What Can Make Climax Harder to Reach
Antidepressants are one of the most common barriers. SSRIs, the class of medications most frequently prescribed for depression, work by increasing serotonin levels in the brain. While that helps lift mood, the boost in serotonin can dampen arousal, make it harder to sustain excitement, and delay or completely prevent orgasm. Some people on SSRIs find they can’t climax at all.
Stress, fatigue, relationship dynamics, and alcohol also play a role. The brain is deeply involved in the orgasm process, with reward centers, emotional processing areas, and sensory regions all needing to fire in concert. Anything that disrupts concentration, emotional safety, or neurochemical balance can interfere.

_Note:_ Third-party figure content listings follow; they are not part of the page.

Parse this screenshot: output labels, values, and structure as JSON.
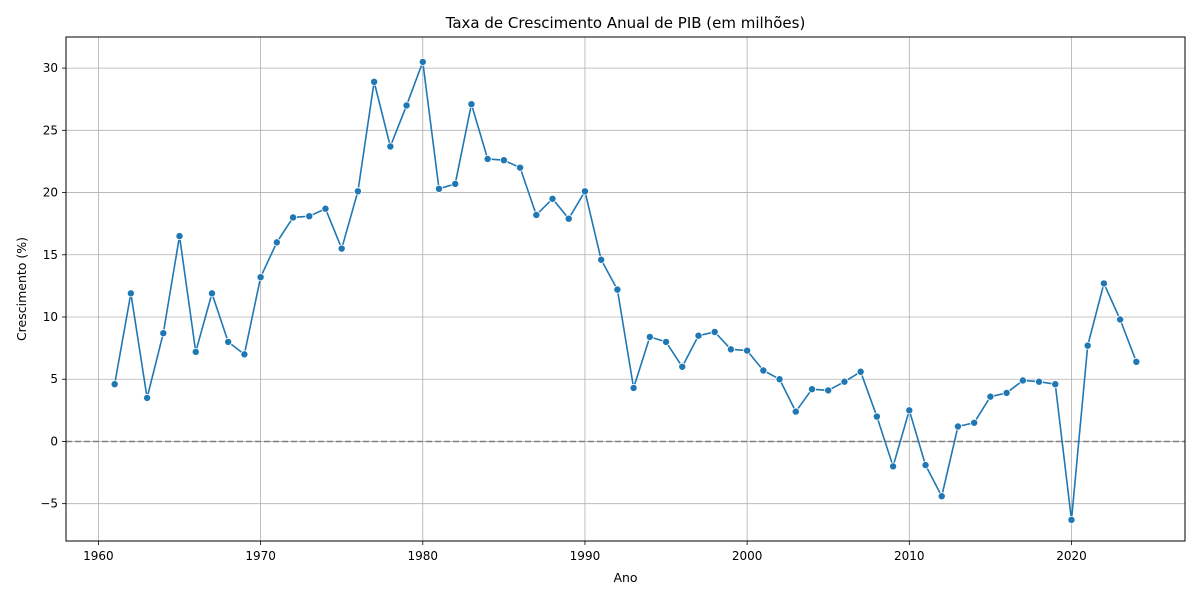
{
  "chart_data": {
    "type": "line",
    "title": "Taxa de Crescimento Anual de PIB (em milhões)",
    "xlabel": "Ano",
    "ylabel": "Crescimento (%)",
    "xlim": [
      1958,
      2027
    ],
    "ylim": [
      -8,
      32.5
    ],
    "xticks": [
      1960,
      1970,
      1980,
      1990,
      2000,
      2010,
      2020
    ],
    "yticks": [
      -5,
      0,
      5,
      10,
      15,
      20,
      25,
      30
    ],
    "ytick_labels": [
      "−5",
      "0",
      "5",
      "10",
      "15",
      "20",
      "25",
      "30"
    ],
    "grid": true,
    "reference_line": {
      "y": 0,
      "style": "dashed",
      "color": "#808080"
    },
    "series_color": "#1f77b4",
    "x": [
      1961,
      1962,
      1963,
      1964,
      1965,
      1966,
      1967,
      1968,
      1969,
      1970,
      1971,
      1972,
      1973,
      1974,
      1975,
      1976,
      1977,
      1978,
      1979,
      1980,
      1981,
      1982,
      1983,
      1984,
      1985,
      1986,
      1987,
      1988,
      1989,
      1990,
      1991,
      1992,
      1993,
      1994,
      1995,
      1996,
      1997,
      1998,
      1999,
      2000,
      2001,
      2002,
      2003,
      2004,
      2005,
      2006,
      2007,
      2008,
      2009,
      2010,
      2011,
      2012,
      2013,
      2014,
      2015,
      2016,
      2017,
      2018,
      2019,
      2020,
      2021,
      2022,
      2023,
      2024
    ],
    "values": [
      4.6,
      11.9,
      3.5,
      8.7,
      16.5,
      7.2,
      11.9,
      8.0,
      7.0,
      13.2,
      16.0,
      18.0,
      18.1,
      18.7,
      15.5,
      20.1,
      28.9,
      23.7,
      27.0,
      30.5,
      20.3,
      20.7,
      27.1,
      22.7,
      22.6,
      22.0,
      18.2,
      19.5,
      17.9,
      20.1,
      14.6,
      12.2,
      4.3,
      8.4,
      8.0,
      6.0,
      8.5,
      8.8,
      7.4,
      7.3,
      5.7,
      5.0,
      2.4,
      4.2,
      4.1,
      4.8,
      5.6,
      2.0,
      -2.0,
      2.5,
      -1.9,
      -4.4,
      1.2,
      1.5,
      3.6,
      3.9,
      4.9,
      4.8,
      4.6,
      -6.3,
      7.7,
      12.7,
      9.8,
      6.4
    ]
  }
}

For people who experience orgasm difficulties while on antidepressants, certain alternatives are less likely to cause sexual side effects. Some antidepressants that work on different brain chemicals than serotonin can even improve sexual response in some cases. This is a conversation worth having with a prescriber, since the medication itself, rather than the underlying condition, is often the culprit.